How each one is worked
Self-confidence
- Deliberate practice (Ericsson).
- Specific feedback.
- Exposure to the task with repetition.
- Record of visible achievements.
- Therapy if there are specific blocks (fear of public speaking, etc.).
Self-esteem
- Work with the inner critic voice (Firestone).
- Reparenting — giving yourself what you weren’t given.
- Disidentification from early schemas (Young, schema therapy).
- Self-compassion (Neff).
- Reparative relationships — corrective experiences where you feel seen and accepted as you are.

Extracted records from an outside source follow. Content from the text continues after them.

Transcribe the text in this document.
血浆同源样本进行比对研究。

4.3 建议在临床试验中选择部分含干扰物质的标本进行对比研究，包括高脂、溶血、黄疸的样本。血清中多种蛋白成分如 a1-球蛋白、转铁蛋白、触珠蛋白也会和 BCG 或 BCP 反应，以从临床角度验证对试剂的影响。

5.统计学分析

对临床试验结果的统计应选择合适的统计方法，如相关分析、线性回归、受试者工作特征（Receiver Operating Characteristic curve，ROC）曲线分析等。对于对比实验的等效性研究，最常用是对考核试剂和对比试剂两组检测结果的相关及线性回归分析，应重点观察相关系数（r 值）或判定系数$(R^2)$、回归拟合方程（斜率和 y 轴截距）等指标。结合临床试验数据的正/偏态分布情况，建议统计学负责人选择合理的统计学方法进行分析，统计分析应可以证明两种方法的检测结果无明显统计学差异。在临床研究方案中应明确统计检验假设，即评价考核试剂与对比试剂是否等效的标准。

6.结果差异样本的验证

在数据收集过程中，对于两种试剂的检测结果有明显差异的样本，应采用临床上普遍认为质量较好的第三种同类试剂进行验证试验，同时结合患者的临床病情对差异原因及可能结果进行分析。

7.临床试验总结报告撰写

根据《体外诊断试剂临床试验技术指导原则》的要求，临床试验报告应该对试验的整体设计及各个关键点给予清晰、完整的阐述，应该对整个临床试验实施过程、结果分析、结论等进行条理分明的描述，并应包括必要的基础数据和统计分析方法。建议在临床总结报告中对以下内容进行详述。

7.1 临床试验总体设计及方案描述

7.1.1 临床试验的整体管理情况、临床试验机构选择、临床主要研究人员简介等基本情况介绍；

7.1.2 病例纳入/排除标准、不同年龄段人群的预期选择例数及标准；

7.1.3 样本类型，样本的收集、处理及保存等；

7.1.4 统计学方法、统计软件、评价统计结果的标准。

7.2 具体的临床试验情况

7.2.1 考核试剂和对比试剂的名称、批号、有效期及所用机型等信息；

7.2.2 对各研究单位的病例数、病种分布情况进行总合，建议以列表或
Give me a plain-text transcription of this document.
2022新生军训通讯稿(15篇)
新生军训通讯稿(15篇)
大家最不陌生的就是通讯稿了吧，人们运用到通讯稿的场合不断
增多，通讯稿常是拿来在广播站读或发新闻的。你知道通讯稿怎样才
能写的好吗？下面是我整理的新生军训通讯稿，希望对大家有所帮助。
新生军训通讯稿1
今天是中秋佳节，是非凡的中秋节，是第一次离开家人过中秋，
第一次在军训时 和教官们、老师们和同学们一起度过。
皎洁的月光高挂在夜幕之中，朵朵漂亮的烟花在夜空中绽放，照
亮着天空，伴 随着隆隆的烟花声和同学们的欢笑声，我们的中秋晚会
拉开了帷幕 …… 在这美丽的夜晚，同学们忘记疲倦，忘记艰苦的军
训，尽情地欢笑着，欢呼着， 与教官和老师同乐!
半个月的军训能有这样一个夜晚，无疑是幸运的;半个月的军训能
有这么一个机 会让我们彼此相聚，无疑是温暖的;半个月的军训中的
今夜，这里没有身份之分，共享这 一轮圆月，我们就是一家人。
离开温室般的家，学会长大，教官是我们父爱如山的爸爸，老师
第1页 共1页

- Medium-term therapy (6 months to 2 years) when there are deep schemas.
They’re not touched with the same exercises. That’s why it matters to distinguish them.
A common case
Marcela, 34, manager, competent, evaluated as excellent by her team, promoted twice. She arrives at consultation saying “I have low self-esteem, I need to believe more in myself.” When we explore: she believes in her capacity (she has high self-confidence). What she doesn’t believe is her worth as a person when she’s not performing. Without producing, she feels useless. Weekends distress her because she doesn’t know who she is if she’s not working.
The work Marcela needed wasn’t “believing more in herself” — she already believed in her capacity. It was decoupling her worth as a person from her performance. That’s self-esteem work, not self-confidence work. It took 14 months. It was worth it.
Closing
Before working “self-esteem,” it’s worth asking which of the two things is low. If it’s self-confidence, the tools are some. If it’s self-esteem, they’re others. If it’s both, they’re worked in parallel but without confusing them.
The distinction isn’t academic subtlety. It’s the difference between six months of work that gets somewhere and six months of work that doesn’t touch the point. It’s worth spending an hour thinking well about which is which before starting.